I have a long c program that calculates time evolution of particles and it takes almost 2 to 3 days to complete even when parallelized using OpenMP. Sometimes, when I am bound to close the workstation, I have to stop the runs mid execution and waste all the data and time that went into it.
Is there some way that I can stop the run mid execution, save all the necessary processes, switch off the PC, come back the next day and start the run from the same point it was stopped at. Maybe i can save some "snapshot" and load it the next day to start the run from the same point. I am using a Linux OS.
The structure of my c program (xyz.c) looks something like this :
%necessary header files listed here
int main (void)
{
function1();
...
... % (more functions in between)
...
function2();
while (i < 10000000)
{
function1();
function2();
....
....
%(several more functions)
....
....
function3();
i = i+1;
}
}
Most of the functions share numerous Global variables. Some functions perform calculations on global as well as local variables. And some functions print values of the variables to an output file. The resuming function I want should continue the printing function from where it stopped.
Any help will be very much appreciated.
I have not tried any measures. As I have no idea in this regards on how to stop and resume from the same point. I read on some thread that i can use (ctrl + z) to stop the process and resume it using fg shell command but I am not sure on how will it work and how ill it affect the stream of data that is worked on.

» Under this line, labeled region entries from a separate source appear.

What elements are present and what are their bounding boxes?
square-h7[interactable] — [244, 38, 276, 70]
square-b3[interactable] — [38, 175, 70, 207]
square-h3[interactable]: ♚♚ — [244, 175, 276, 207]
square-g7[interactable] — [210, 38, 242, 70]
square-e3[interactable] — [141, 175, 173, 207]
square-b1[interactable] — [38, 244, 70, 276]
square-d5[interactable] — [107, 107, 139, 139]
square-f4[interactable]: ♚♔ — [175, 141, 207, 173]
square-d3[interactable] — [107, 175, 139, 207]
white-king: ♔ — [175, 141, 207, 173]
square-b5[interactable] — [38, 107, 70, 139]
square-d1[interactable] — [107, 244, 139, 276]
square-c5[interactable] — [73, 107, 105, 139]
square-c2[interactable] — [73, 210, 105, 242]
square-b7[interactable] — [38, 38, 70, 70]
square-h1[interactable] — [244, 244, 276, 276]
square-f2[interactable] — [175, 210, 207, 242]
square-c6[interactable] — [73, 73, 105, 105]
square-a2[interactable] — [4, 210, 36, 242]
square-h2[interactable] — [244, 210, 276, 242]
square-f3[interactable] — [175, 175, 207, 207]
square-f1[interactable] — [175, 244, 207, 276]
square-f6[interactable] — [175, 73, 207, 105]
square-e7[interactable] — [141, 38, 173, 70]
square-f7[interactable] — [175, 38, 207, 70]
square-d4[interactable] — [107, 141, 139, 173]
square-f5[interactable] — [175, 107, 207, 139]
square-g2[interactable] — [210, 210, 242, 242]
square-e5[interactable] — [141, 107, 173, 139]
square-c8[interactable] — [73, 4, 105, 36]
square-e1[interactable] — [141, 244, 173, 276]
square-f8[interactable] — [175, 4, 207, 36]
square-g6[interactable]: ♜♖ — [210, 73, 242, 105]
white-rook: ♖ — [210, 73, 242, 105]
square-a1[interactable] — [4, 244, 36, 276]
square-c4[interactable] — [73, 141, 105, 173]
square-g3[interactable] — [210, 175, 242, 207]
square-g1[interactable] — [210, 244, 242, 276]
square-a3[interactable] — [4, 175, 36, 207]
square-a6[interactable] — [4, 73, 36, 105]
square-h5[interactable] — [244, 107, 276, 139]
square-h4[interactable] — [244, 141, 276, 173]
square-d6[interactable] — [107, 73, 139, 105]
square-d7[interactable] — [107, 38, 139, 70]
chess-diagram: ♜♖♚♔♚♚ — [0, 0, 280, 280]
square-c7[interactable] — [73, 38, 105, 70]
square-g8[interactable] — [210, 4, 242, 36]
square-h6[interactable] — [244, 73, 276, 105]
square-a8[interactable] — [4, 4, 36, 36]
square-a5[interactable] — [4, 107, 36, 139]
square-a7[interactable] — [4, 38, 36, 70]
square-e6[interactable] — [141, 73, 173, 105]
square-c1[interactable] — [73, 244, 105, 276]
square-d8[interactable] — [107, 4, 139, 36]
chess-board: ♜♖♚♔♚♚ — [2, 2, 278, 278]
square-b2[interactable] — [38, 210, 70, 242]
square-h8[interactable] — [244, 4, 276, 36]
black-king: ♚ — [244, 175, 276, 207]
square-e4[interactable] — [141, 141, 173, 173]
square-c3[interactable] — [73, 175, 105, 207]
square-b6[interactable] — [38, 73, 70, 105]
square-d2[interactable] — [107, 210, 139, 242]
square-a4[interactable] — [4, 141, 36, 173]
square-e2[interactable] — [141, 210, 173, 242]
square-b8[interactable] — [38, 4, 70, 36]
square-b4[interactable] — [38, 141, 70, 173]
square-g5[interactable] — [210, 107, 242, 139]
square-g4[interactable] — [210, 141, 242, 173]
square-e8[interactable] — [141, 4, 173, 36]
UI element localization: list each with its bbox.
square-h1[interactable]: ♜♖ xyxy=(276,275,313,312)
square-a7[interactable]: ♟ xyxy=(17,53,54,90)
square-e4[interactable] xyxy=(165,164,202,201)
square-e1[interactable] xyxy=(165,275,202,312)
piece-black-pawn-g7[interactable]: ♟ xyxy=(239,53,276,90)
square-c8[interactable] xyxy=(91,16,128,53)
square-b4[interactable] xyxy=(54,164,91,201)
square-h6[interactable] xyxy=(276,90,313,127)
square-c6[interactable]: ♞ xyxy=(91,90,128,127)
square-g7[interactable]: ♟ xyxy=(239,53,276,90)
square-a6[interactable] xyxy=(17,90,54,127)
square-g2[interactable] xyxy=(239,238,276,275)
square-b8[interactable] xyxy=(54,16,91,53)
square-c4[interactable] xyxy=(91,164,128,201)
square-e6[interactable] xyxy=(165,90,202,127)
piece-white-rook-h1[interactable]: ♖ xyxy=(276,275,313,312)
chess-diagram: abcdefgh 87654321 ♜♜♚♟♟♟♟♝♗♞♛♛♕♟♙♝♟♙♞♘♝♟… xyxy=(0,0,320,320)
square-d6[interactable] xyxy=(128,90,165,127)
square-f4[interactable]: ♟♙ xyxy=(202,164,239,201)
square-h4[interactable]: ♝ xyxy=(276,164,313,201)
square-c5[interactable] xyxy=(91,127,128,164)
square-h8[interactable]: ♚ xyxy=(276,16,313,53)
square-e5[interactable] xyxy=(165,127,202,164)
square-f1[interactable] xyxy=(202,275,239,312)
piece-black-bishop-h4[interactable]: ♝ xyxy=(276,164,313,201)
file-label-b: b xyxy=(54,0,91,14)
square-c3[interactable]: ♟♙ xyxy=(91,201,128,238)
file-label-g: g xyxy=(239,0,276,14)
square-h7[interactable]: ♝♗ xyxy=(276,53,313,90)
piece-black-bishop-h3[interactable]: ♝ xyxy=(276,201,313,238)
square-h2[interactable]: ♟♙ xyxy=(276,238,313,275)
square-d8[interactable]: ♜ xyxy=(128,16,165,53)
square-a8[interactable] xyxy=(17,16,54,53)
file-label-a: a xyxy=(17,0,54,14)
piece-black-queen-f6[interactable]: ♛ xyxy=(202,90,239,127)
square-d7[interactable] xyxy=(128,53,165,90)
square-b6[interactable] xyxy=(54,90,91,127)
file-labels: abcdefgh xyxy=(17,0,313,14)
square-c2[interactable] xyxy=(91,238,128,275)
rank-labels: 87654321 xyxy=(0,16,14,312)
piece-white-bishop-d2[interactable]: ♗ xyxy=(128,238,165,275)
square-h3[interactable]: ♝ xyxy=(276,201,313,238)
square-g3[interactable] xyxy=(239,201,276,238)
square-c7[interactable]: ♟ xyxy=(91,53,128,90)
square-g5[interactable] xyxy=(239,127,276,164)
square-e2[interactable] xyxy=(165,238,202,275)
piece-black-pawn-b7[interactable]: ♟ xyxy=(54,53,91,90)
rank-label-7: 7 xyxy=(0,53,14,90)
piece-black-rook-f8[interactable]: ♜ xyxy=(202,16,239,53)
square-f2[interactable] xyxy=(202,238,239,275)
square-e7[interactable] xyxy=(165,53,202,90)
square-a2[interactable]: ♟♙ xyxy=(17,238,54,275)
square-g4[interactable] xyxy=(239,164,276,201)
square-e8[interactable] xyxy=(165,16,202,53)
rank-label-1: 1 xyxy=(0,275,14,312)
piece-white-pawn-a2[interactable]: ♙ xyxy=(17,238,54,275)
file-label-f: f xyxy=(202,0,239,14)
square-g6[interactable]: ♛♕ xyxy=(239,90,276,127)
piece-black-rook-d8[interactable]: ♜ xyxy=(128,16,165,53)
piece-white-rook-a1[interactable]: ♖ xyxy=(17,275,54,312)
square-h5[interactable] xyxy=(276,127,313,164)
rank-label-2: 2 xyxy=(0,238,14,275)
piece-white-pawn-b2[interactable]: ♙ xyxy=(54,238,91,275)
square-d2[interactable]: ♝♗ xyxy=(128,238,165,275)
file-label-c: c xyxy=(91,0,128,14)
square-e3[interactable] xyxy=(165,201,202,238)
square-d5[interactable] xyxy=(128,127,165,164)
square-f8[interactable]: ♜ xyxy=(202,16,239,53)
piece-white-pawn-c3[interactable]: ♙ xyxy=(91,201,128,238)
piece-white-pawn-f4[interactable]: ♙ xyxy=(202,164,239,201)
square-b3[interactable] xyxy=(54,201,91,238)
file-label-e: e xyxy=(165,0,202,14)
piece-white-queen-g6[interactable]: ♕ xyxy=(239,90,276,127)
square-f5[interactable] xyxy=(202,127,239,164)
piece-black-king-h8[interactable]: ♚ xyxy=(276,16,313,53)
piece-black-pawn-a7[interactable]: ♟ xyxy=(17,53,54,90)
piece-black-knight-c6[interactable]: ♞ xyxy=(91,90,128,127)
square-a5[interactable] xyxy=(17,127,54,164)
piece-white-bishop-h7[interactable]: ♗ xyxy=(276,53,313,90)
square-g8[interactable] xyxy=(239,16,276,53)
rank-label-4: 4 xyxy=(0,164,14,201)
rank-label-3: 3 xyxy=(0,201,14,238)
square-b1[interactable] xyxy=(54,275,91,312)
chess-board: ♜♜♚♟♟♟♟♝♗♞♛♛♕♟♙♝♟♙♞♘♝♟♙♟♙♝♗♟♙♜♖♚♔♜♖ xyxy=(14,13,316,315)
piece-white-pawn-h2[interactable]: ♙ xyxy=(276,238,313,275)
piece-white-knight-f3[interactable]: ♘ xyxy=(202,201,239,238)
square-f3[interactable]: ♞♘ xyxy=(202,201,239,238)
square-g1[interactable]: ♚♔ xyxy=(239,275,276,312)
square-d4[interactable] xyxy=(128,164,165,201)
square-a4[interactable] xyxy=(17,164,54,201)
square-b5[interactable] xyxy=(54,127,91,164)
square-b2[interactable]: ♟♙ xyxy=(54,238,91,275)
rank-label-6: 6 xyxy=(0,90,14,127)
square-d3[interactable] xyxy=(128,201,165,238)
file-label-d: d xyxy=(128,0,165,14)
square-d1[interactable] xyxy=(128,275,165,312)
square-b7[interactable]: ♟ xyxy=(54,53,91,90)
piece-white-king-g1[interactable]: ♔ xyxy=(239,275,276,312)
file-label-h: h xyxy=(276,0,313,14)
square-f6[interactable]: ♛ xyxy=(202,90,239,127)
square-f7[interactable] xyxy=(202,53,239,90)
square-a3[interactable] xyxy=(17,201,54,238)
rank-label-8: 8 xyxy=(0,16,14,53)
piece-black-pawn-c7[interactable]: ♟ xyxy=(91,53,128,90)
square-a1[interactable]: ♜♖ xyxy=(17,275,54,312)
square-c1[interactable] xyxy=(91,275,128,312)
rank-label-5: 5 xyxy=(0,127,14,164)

Edit: What I have in my mind is that when I stop the program mid execution, the program asks, if I want to create a checkpoint, based on the input as "y", the program creates a checkpoint and exits. Or the program could create checkpoints after every 50000 iterations so that on sudden termination the last saved checkpoint remains. On running for the second time, the program asks for a fresh start or resume from last saved checkpoint.